Pittore di felice ingegno, ma d’infelice fortuna”, uno dei grandi pittori del Seicento.

Nato a Santarcangelo nel 1601 da una famiglia di mercanti, compì studi pittorici a Bologna, dove conobbe l’opera di Guido Reni e si trasferì per un periodo a Roma dove rimase affascinato dal naturalismo del Caravaggio. Ebbe numerose commissioni dal clero riminese, grazie al fascino delle sue opere, intrise di naturalismo e di sentimento. Compì però il “grave delitto” di innamorarsi di una facoltosa contessa, Teodora Stivivi vedova Battaglini. Cercò addirittura di fuggire con lei dopo aver stretto un patto di nozze in gran segreto. La fuga venne però sventata: non era concepibile che nobili e plebei potessero sposarsi. Cagnacci, perseguitato e abbandonato dalla committenza ecclesiastica, fu costretto a cercare lavoro in altri luoghi.
Inizialmente visse tra Santarcangelo e Cesena. Si unì, senza contrarre matrimonio, ad una giovane modella, costretta dall’artista a travestirsi da ragazzo poiché Cagnacci rivendicava ancora i suoi diritti sulla cospicua dote della contessa.

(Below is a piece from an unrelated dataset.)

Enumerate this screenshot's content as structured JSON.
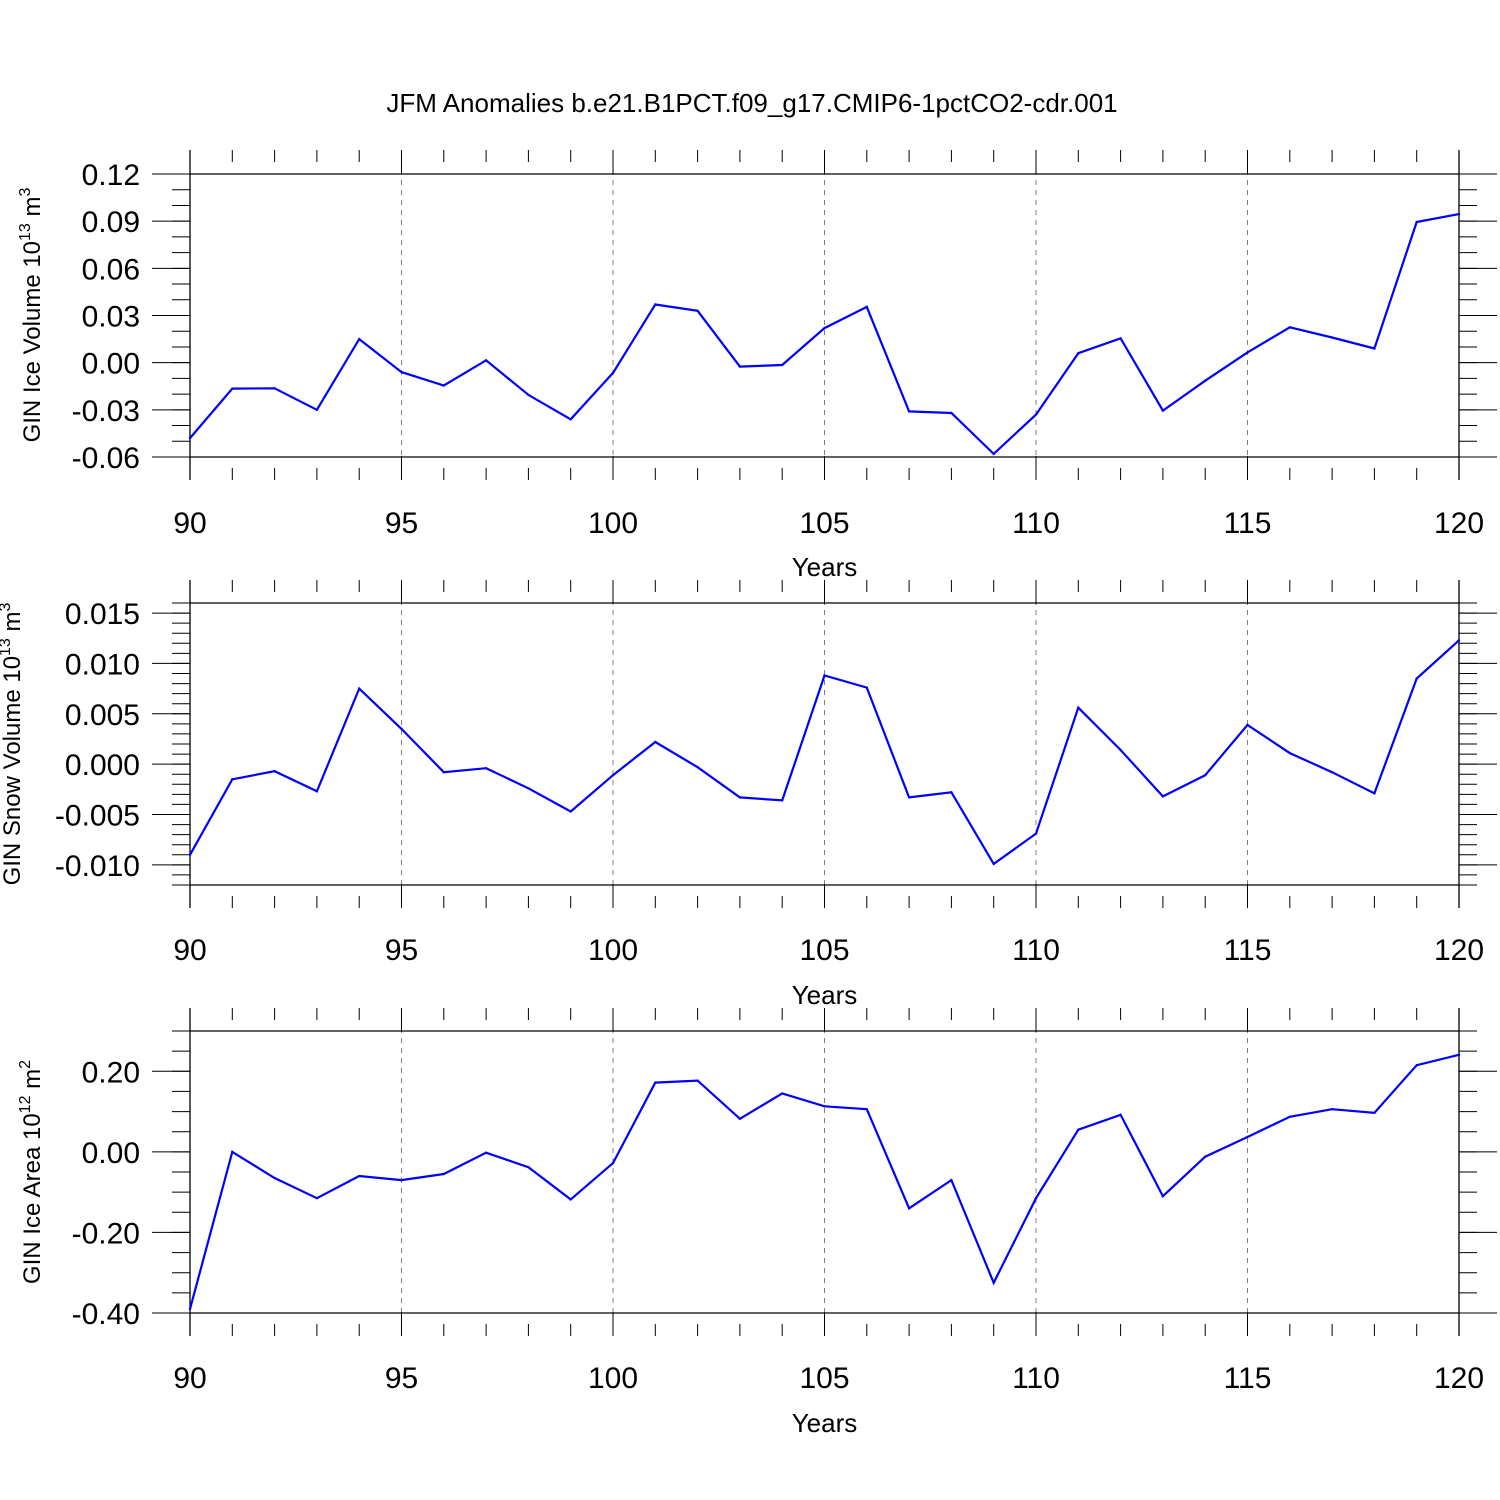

Continuando però maldicenze nei suoi confronti, fu costretto a peregrinare in altri luoghi: Forlì, Faenza, Bologna ed infine, sotto falso nome, visse per dieci anni a Venezia. In questa città espresse tutta la sua carica passionale dedicandosi, per una committenza laica, alla realizzazione di opere raffiguranti donne sensuali in abiti succinti, Cleopatre, Maddalene e varie Allegorie.

L’ottima fama raggiunta, portò l’imperatore Leopoldo I ad ospitarlo presso la sua corte a Vienna, presso la quale però morì dopo pochi anni, nel 1663.

Santarcangelo custodisce due capolavori dell’artista: la pala con Gesù Bambino, S. Giuseppe e S. Eligio firmata e datata 1635 conservata nella Chiesa Collegiata e la Madonna col Bambino concessa da Luigi Koelliker al Museo Storico Archeologico (MUSAS) della città.